Au terme de la compétition deauvillaise, Fiona, le dernier des dix
films présentés, a violemment éclipsé les autres. Compte tenu du faiblard paysage alentour, la tâche n'était pas trop difficile. Ce qui était difficile pour Amos Kollek, c'était de rééditer avec Fiona l'effet coup de poing dans la gueule produit l'an passé sur ces mêmes planches par Sue. Il réédite en effet, mais sans se répéter.
Sans doute le cinéaste bénéficie-t-il aussi de cet avantage paradoxal: en présentant ses films nus, blafards, pessimistes et pouilleux dans le cadre marbré et rutilant de l'opulente Deauville, il obtient un effet de contraste idéal et met toutes les chances de se faire entendre de son côté.
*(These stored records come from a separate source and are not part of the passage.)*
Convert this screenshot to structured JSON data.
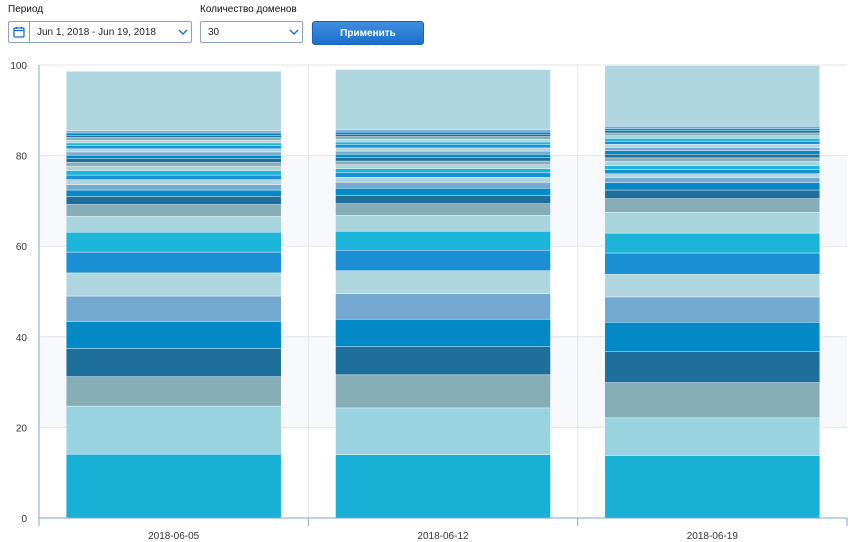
{
  "filters": {
    "period_label": "Период",
    "period_value": "Jun 1, 2018 - Jun 19, 2018",
    "domains_label": "Количество доменов",
    "domains_value": "30",
    "apply_label": "Применить"
  },
  "chart_data": {
    "type": "bar",
    "stacked": true,
    "title": "",
    "xlabel": "",
    "ylabel": "",
    "ylim": [
      0,
      100
    ],
    "yticks": [
      0,
      20,
      40,
      60,
      80,
      100
    ],
    "grid": true,
    "categories": [
      "2018-06-05",
      "2018-06-12",
      "2018-06-19"
    ],
    "series": [
      {
        "color": "#1aafd4",
        "values": [
          14.1,
          14.0,
          13.8
        ]
      },
      {
        "color": "#99d3e0",
        "values": [
          10.6,
          10.3,
          8.3
        ]
      },
      {
        "color": "#87adb7",
        "values": [
          6.5,
          7.3,
          7.8
        ]
      },
      {
        "color": "#1e6f9b",
        "values": [
          6.2,
          6.2,
          6.8
        ]
      },
      {
        "color": "#0389c5",
        "values": [
          6.0,
          6.1,
          6.5
        ]
      },
      {
        "color": "#74a9d1",
        "values": [
          5.6,
          5.6,
          5.6
        ]
      },
      {
        "color": "#afd6de",
        "values": [
          5.1,
          5.1,
          5.0
        ]
      },
      {
        "color": "#1b8fd4",
        "values": [
          4.6,
          4.5,
          4.7
        ]
      },
      {
        "color": "#1cb4d8",
        "values": [
          4.4,
          4.2,
          4.4
        ]
      },
      {
        "color": "#a7d4dd",
        "values": [
          3.5,
          3.5,
          4.6
        ]
      },
      {
        "color": "#87adb7",
        "values": [
          2.6,
          2.6,
          3.0
        ]
      },
      {
        "color": "#1e6f9b",
        "values": [
          1.8,
          1.8,
          1.9
        ]
      },
      {
        "color": "#0389c5",
        "values": [
          1.4,
          1.6,
          1.6
        ]
      },
      {
        "color": "#74a9d1",
        "values": [
          1.2,
          1.3,
          1.1
        ]
      },
      {
        "color": "#afd6de",
        "values": [
          1.1,
          1.1,
          0.9
        ]
      },
      {
        "color": "#1b8fd4",
        "values": [
          1.0,
          1.0,
          0.9
        ]
      },
      {
        "color": "#1cb4d8",
        "values": [
          1.0,
          0.9,
          0.9
        ]
      },
      {
        "color": "#a7d4dd",
        "values": [
          0.9,
          0.9,
          0.9
        ]
      },
      {
        "color": "#87adb7",
        "values": [
          0.9,
          0.8,
          0.8
        ]
      },
      {
        "color": "#1e6f9b",
        "values": [
          0.8,
          0.8,
          0.8
        ]
      },
      {
        "color": "#0389c5",
        "values": [
          0.8,
          0.7,
          0.8
        ]
      },
      {
        "color": "#74a9d1",
        "values": [
          0.7,
          0.7,
          0.7
        ]
      },
      {
        "color": "#afd6de",
        "values": [
          0.7,
          0.7,
          0.7
        ]
      },
      {
        "color": "#1b8fd4",
        "values": [
          0.7,
          0.7,
          0.7
        ]
      },
      {
        "color": "#1cb4d8",
        "values": [
          0.6,
          0.6,
          0.6
        ]
      },
      {
        "color": "#a7d4dd",
        "values": [
          0.6,
          0.6,
          0.6
        ]
      },
      {
        "color": "#87adb7",
        "values": [
          0.6,
          0.6,
          0.6
        ]
      },
      {
        "color": "#1e6f9b",
        "values": [
          0.5,
          0.5,
          0.5
        ]
      },
      {
        "color": "#0389c5",
        "values": [
          0.5,
          0.5,
          0.5
        ]
      },
      {
        "color": "#74a9d1",
        "values": [
          0.5,
          0.5,
          0.5
        ]
      },
      {
        "color": "#afd6de",
        "values": [
          13.1,
          13.3,
          13.4
        ]
      }
    ]
  }
}
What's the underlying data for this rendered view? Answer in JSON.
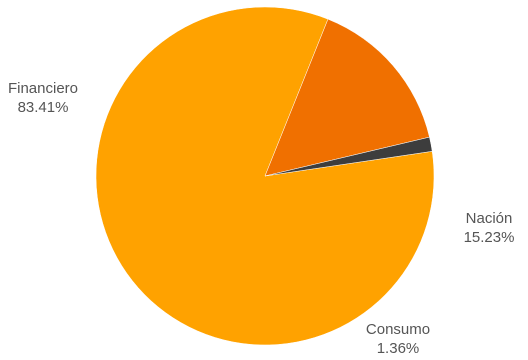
{
  "chart_data": {
    "type": "pie",
    "slices": [
      {
        "label": "Financiero",
        "value": 83.41,
        "value_label": "83.41%",
        "color": "#ffa200"
      },
      {
        "label": "Nación",
        "value": 15.23,
        "value_label": "15.23%",
        "color": "#f07000"
      },
      {
        "label": "Consumo",
        "value": 1.36,
        "value_label": "1.36%",
        "color": "#3d3d3d"
      }
    ],
    "start_angle_deg": 81.6,
    "direction": "clockwise",
    "legend": "none"
  }
}
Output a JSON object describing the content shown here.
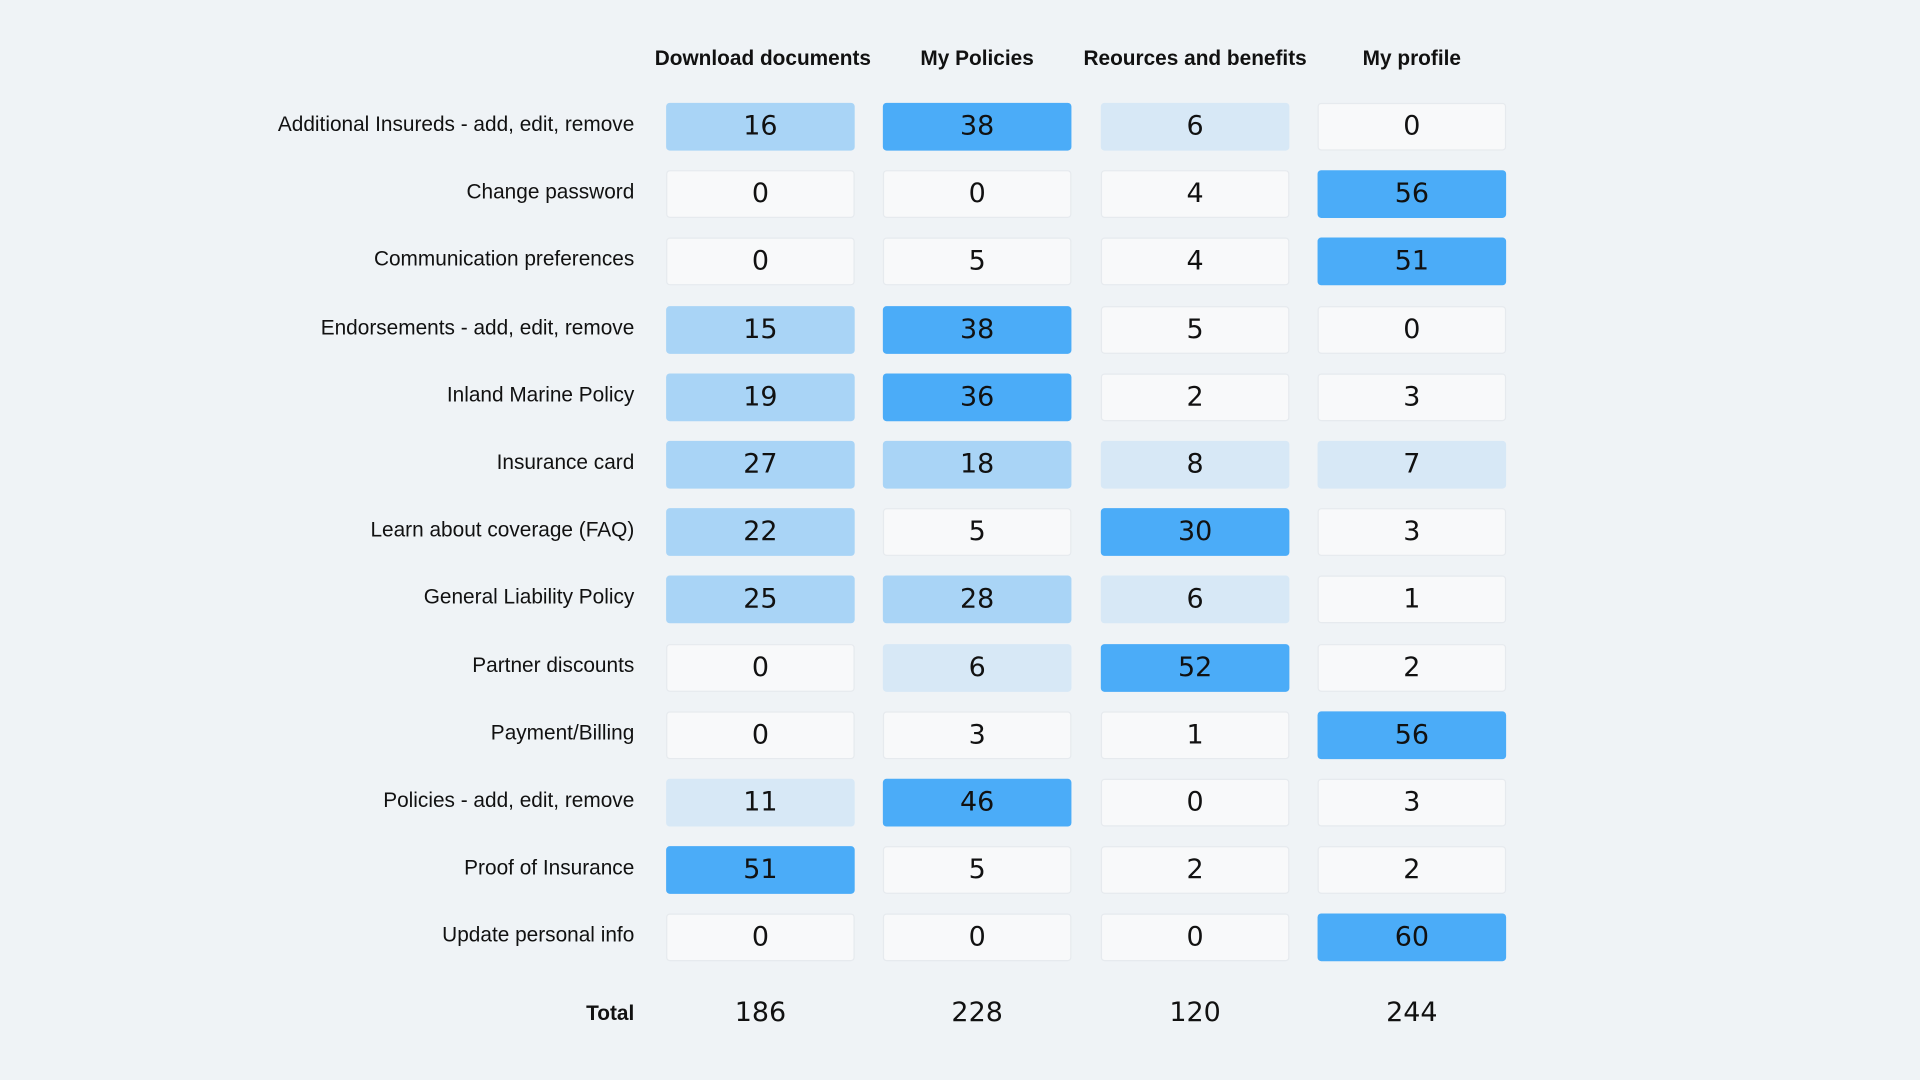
{
  "chart_data": {
    "type": "heatmap",
    "columns": [
      "Download documents",
      "My Policies",
      "Reources and benefits",
      "My profile"
    ],
    "rows": [
      {
        "label": "Additional Insureds - add, edit, remove",
        "values": [
          16,
          38,
          6,
          0
        ]
      },
      {
        "label": "Change password",
        "values": [
          0,
          0,
          4,
          56
        ]
      },
      {
        "label": "Communication preferences",
        "values": [
          0,
          5,
          4,
          51
        ]
      },
      {
        "label": "Endorsements - add, edit, remove",
        "values": [
          15,
          38,
          5,
          0
        ]
      },
      {
        "label": "Inland Marine Policy",
        "values": [
          19,
          36,
          2,
          3
        ]
      },
      {
        "label": "Insurance card",
        "values": [
          27,
          18,
          8,
          7
        ]
      },
      {
        "label": "Learn about coverage (FAQ)",
        "values": [
          22,
          5,
          30,
          3
        ]
      },
      {
        "label": "General Liability Policy",
        "values": [
          25,
          28,
          6,
          1
        ]
      },
      {
        "label": "Partner discounts",
        "values": [
          0,
          6,
          52,
          2
        ]
      },
      {
        "label": "Payment/Billing",
        "values": [
          0,
          3,
          1,
          56
        ]
      },
      {
        "label": "Policies - add, edit, remove",
        "values": [
          11,
          46,
          0,
          3
        ]
      },
      {
        "label": "Proof of Insurance",
        "values": [
          51,
          5,
          2,
          2
        ]
      },
      {
        "label": "Update personal info",
        "values": [
          0,
          0,
          0,
          60
        ]
      }
    ],
    "total_label": "Total",
    "totals": [
      186,
      228,
      120,
      244
    ]
  },
  "colors": {
    "background": "#eff3f6",
    "level_none": "#f8f9fa",
    "level_low": "#d7e8f6",
    "level_mid": "#a9d4f6",
    "level_high": "#4bacf8"
  }
}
Antihollywoodien. C'est parce qu'il est déplacé que Kollek a ici toute sa place, mais c'est aussi à un autre titre: avec, dans un autre registre, Being John Malkovich de Spike Jonze, Fiona est le seul film américain présenté à Deauville qui témoigne d'un cinéma en résonance avec les autres cinémas du monde, et, singulièrement, le cinéma européen. Car si le radicalisme antihollywoodien fonde sans doute le cinéma de Kollek, il ne s'en contente pas: expérience aux limites les plus coupantes du réalisme, travail au corps à corps d'une caméra à l'épaule presque humaine quoique impalpable, mélange égalitaire d'acteurs professionnels et d'autres sans brevet" c'est avec les questions les plus vives du cinéma moderne, telles qu'elles ont notamment explosé lors du dernier palmarès cannois, que dialogue Fiona.